Peu à peu, elle se remit. Ses yeux s'habituèrent à la clarté insolite. Elle distingua un homme debout qui paraissait emplir le salon de sa présence.
C'était l'homme de la lande, c'était le Rescator. Elle ne se souvenait pas qu'il fût si grand. Il touchait le plafond bas. Elle ne se souvenait pas qu'il eût une stature aussi imposante. Parce qu'elle l'avait vu s'avançant d'une allure nonchalante et comme féline parmi les Orientaux du batistan de Candie, il ne lui avait jamais paru si dur. Il lui sembla taillé en angles dans une sorte de roc noir, les épaules carrées, la taille sanglée par une haute ceinture de cuir et d'acier à laquelle pendaient les étuis de deux pistolets ouvragés, les muscles longs et secs des cuisses accentués par une culotte de peau qui les moulait. Son attitude, jambes écartées pour résister au mouvement du roulis, mains derrière le dos, était celle d'un justicier. Froide, observatrice, méfiante.

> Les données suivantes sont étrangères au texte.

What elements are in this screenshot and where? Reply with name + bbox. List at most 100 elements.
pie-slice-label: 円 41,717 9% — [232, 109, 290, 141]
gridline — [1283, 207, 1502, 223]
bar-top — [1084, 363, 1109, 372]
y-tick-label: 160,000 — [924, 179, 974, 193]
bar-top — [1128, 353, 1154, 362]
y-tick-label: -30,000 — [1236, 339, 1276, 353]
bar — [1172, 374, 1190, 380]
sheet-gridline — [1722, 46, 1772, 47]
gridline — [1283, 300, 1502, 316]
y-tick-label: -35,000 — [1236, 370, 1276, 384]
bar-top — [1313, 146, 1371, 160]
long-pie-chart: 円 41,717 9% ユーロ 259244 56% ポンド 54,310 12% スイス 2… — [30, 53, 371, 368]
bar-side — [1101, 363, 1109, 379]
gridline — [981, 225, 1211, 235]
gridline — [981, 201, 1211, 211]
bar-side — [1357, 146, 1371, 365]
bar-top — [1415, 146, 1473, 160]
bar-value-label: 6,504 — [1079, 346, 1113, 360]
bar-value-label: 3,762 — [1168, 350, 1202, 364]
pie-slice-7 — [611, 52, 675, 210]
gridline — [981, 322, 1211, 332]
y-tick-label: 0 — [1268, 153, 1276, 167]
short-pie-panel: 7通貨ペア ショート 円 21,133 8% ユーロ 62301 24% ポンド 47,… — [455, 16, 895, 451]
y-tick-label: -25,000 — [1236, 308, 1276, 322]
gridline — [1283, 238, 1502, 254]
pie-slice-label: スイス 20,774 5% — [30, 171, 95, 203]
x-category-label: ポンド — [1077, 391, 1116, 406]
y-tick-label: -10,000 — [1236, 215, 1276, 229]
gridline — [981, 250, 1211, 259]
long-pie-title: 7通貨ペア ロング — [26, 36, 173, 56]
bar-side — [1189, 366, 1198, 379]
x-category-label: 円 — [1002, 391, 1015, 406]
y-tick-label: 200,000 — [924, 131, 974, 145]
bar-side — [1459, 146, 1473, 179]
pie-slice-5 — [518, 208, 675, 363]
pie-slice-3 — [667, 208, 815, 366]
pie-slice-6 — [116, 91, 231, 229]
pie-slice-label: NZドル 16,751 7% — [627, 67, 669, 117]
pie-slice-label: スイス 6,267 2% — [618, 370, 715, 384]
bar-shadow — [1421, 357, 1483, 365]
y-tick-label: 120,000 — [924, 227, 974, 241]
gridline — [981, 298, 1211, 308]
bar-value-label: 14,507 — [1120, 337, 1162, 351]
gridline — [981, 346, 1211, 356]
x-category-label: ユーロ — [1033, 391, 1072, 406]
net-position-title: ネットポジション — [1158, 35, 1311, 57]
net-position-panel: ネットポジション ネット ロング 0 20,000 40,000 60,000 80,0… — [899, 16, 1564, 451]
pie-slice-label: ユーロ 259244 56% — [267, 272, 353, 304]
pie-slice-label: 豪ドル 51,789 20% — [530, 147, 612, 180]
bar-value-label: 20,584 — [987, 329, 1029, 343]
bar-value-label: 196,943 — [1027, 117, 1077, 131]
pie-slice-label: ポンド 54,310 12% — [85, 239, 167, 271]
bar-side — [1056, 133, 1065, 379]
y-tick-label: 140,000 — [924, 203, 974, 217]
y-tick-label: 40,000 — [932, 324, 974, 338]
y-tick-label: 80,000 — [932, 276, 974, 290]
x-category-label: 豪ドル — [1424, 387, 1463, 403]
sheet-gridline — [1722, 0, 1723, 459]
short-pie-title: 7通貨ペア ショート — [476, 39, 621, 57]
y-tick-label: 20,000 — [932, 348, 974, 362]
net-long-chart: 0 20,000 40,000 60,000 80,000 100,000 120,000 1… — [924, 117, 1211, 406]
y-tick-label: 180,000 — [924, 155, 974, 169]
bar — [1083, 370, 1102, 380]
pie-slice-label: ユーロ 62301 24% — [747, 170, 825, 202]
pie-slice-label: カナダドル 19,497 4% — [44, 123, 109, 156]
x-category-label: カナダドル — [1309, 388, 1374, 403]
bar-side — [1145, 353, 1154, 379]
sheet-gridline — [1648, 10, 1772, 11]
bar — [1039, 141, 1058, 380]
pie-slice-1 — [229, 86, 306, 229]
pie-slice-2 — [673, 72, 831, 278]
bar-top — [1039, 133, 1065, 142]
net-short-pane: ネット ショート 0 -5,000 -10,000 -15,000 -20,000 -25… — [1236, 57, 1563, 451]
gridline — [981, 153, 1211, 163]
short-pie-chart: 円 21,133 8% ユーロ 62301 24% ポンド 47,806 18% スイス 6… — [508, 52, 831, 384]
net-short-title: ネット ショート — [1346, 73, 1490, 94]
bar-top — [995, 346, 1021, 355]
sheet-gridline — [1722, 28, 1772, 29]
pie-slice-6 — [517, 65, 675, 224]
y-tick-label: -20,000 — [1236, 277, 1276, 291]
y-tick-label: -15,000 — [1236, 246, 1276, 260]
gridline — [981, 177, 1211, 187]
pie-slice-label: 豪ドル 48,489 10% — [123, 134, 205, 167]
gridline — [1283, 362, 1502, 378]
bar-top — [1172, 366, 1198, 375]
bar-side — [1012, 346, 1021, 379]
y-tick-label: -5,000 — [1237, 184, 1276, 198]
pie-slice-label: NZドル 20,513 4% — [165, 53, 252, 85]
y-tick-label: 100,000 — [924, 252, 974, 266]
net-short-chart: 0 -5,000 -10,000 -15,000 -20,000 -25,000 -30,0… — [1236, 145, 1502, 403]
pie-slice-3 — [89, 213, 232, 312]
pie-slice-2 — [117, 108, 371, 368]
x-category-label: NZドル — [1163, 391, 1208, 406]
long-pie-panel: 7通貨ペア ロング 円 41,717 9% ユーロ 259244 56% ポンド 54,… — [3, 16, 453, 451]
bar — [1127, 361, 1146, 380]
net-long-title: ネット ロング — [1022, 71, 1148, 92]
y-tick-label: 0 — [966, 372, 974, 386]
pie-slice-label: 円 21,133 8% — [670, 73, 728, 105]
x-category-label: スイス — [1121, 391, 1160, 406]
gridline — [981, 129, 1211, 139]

Il demeurait dans l'expectative. Il semblait très différent du prince de la Méditerranée.
Elle reconnaissait seulement sa tête étroite, entourée d'un foulard de satin sombre, noué à l'espagnole, le masque de cuir, inhumain, au nez modelé, tombant très bas sur les lèvres, la barbe noire et bouclée qui prolongeait cette face obscure et, à travers les fentes du masque, les diamants d'un regard indéfinissable, insoutenable.
C'était bien lui, le Rescator, mais empreint d'une autre magie plus âpre, celle de l'Océan, et alors qu'elle avait longtemps rêvé à l'énigmatique personnage comme à quelque héros des Mille et Une Nuits, elle s'apercevait qu'elle avait devant elle un pirate.
Deux lanternes de Venise, aux verreries rouges et or, l'encadraient et ne contribuaient pas à le rendre plus rassurant.
Un coup de mer fit trébucher Angélique et la rejeta contre le panneau de la porte où elle dut s'appuyer. Alors la statue noire s'anima. Les épaules furent secouées spasmodiquement. Sa tête se rejeta en arrière.
Et elle s'aperçut que le Rescator riait de son rire étouffé qui se terminait en accès de toux.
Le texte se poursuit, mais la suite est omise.